In a way, S. purpurea could be the Canadian national flower, too. It’s a natural survivor, low-key yet tenacious, humble yet possessed of a unique beauty. If that doesn’t describe every Canadian I’ve ever met, I don’t know what does.

Prehistoric gardens

Five years ago next month, my in-laws were in the middle of a massive and thorough house renovation, so they considered “stay at home and watch as the air conditioning went blasting through the holes in outside walls and through the missing floorboards, or go someplace with more amenable weather.” To their credit, they decided that this was the perfect time to go to Canada. Banff, Alberta, specifically. Considering that at that point I hadn’t been in Canada in 30 years, and even then only to Ontario, I certainly wasn’t going to argue about a family expedition. That is, until we got into the rental car and the Czarina suddenly panicked about on which side of the road Canadians drive.

(Now you have to understand that I love the Czarina in the way I love oxygen, a steady supply of drinkable water, and the ability to pull off a really good fart joke when being chased by mobsters, ninjas, and dinosaurs. However, telling her that the Oxford Dictionary definition of “credulous” has her picture next to it works every time. A perfect example was when the whole extended clan went on a jaunt through the trails in Canmore Nordic Centre Provincial Park, and we passed what once was the hinge to a gate, still attached to a tree. It looked like a spigot attached to the tree, so the Czarina asked about its purpose. “It’s for gathering pine syrup,” I said. “Canadians only use pine syrup on their pancakes. They save that maple crap for Americans who aren’t smart enough to know better.” I had her going for a full ten minutes until she saw me fighting laughter, and then OH MY GOD THE BEATINGS, as Jeff Somers would say.)

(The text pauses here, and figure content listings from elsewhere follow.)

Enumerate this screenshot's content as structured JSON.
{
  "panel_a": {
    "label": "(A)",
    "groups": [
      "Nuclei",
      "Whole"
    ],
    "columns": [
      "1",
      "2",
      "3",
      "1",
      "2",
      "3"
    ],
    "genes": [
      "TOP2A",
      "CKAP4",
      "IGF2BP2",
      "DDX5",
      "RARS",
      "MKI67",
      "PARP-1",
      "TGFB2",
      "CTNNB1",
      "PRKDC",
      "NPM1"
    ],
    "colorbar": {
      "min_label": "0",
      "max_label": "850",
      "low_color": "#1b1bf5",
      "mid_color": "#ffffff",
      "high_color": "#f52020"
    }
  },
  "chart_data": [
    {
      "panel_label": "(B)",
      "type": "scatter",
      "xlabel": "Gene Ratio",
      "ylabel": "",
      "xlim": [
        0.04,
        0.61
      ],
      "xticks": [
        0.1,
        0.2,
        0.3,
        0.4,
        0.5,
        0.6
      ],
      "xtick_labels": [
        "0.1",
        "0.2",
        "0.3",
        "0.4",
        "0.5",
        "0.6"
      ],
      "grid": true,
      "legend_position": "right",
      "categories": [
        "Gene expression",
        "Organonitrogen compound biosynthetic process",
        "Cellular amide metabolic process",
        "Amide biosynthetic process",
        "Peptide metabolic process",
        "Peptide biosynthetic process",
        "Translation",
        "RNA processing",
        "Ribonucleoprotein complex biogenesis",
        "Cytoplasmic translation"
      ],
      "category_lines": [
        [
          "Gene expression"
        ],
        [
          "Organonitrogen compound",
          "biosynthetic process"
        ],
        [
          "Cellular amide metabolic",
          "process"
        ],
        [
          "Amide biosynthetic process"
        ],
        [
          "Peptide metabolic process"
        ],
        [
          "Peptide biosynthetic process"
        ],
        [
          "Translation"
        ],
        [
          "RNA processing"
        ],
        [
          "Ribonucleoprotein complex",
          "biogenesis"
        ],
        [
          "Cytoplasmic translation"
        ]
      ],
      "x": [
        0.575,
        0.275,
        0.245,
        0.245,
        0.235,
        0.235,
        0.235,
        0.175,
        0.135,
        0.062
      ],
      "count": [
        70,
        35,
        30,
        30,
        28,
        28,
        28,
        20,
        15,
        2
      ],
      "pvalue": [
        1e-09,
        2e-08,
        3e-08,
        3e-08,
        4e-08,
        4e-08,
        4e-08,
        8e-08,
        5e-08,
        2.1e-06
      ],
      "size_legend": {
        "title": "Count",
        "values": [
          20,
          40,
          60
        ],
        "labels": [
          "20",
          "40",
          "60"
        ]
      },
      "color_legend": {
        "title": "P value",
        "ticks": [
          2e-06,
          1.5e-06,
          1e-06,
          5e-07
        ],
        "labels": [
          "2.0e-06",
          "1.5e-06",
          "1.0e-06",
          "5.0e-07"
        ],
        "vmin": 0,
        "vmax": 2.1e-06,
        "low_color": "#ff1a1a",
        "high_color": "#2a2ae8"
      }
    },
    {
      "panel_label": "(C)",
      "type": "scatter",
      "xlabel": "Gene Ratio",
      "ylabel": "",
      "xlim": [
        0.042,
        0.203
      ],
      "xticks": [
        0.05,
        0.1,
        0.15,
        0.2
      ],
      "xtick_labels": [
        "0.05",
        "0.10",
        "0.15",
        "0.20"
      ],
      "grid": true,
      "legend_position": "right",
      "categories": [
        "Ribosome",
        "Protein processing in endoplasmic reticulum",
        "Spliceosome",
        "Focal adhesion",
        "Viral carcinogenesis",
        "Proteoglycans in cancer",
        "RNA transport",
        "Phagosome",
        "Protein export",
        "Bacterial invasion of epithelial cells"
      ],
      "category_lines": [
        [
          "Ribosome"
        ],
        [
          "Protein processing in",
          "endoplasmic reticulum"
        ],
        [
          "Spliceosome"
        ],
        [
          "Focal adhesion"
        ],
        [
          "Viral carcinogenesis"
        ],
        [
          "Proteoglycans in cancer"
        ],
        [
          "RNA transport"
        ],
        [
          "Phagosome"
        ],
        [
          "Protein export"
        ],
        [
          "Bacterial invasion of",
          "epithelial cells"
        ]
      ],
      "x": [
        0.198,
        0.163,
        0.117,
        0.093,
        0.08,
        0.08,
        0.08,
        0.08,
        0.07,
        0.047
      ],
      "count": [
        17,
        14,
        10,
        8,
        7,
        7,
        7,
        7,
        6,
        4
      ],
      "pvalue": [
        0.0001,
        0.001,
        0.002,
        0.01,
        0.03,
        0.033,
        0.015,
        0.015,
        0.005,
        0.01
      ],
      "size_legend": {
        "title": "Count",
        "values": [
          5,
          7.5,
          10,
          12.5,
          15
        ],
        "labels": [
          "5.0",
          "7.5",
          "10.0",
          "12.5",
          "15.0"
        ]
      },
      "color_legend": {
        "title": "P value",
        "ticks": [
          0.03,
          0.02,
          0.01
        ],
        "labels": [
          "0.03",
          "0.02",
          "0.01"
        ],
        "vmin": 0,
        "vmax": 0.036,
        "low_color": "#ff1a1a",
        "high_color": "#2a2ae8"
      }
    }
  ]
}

I don’t want to intimate that I don’t love the Czarina’s family. Anything but. It’s just that usually their idea of fun is a bit different than ours. While everyone else wanted to go white-water rafting, we were loading the car for a sidetrip to the Royal Tyrrell Museum in Drumheller. After arriving in Calgary before driving to Banff, the car rental clerk asked our plans for our vacation, and when I brought up the word “Drumheller”, this poor Newfoundland girl just shuddered. “It’s so FLAT.” I simply responded “In other words, just like North Texas.” And it is. The only realy difference between Calgary and Fort Worth is that the latter has a surplus of cactus and a drought of Mounties, and the only way we were absolutely sure we hadn’t teleported to West Texas on our way to Drumheller was noting that all of the highway signs listed kilometers instead of miles.

Anyway, the Royal Tyrrell Museum actually managed to exceed its reputation in the US. Its Burgess Shale exhibit was the next best thing to seeing the actual formation, and its dinosaur collection is simply incredible. (This includes the life-sized Albertosaurus and Pachyrhinosaurus models out in front. With the latter, I couldn’t resist a Steve Irwin pose, and I’m glad I wasn’t deported.) The most intriguing draw, though, was the spectacular Cretaceous Garden. In particular, one glass wall looks over the Drumheller badlands, giving a particularly poignant comparison between the conditions 90 million years ago and now.

Not that the Cretaceous Garden is the only one of its type, even on the continent. For instance, the Zilker Botanical Garden in Austin has the Hartman Prehistoric Garden, similarly planted with flora comparable to that in the area during the Cretaceous. I just wonder, though, what would it take to set up a similar garden here in Dallas?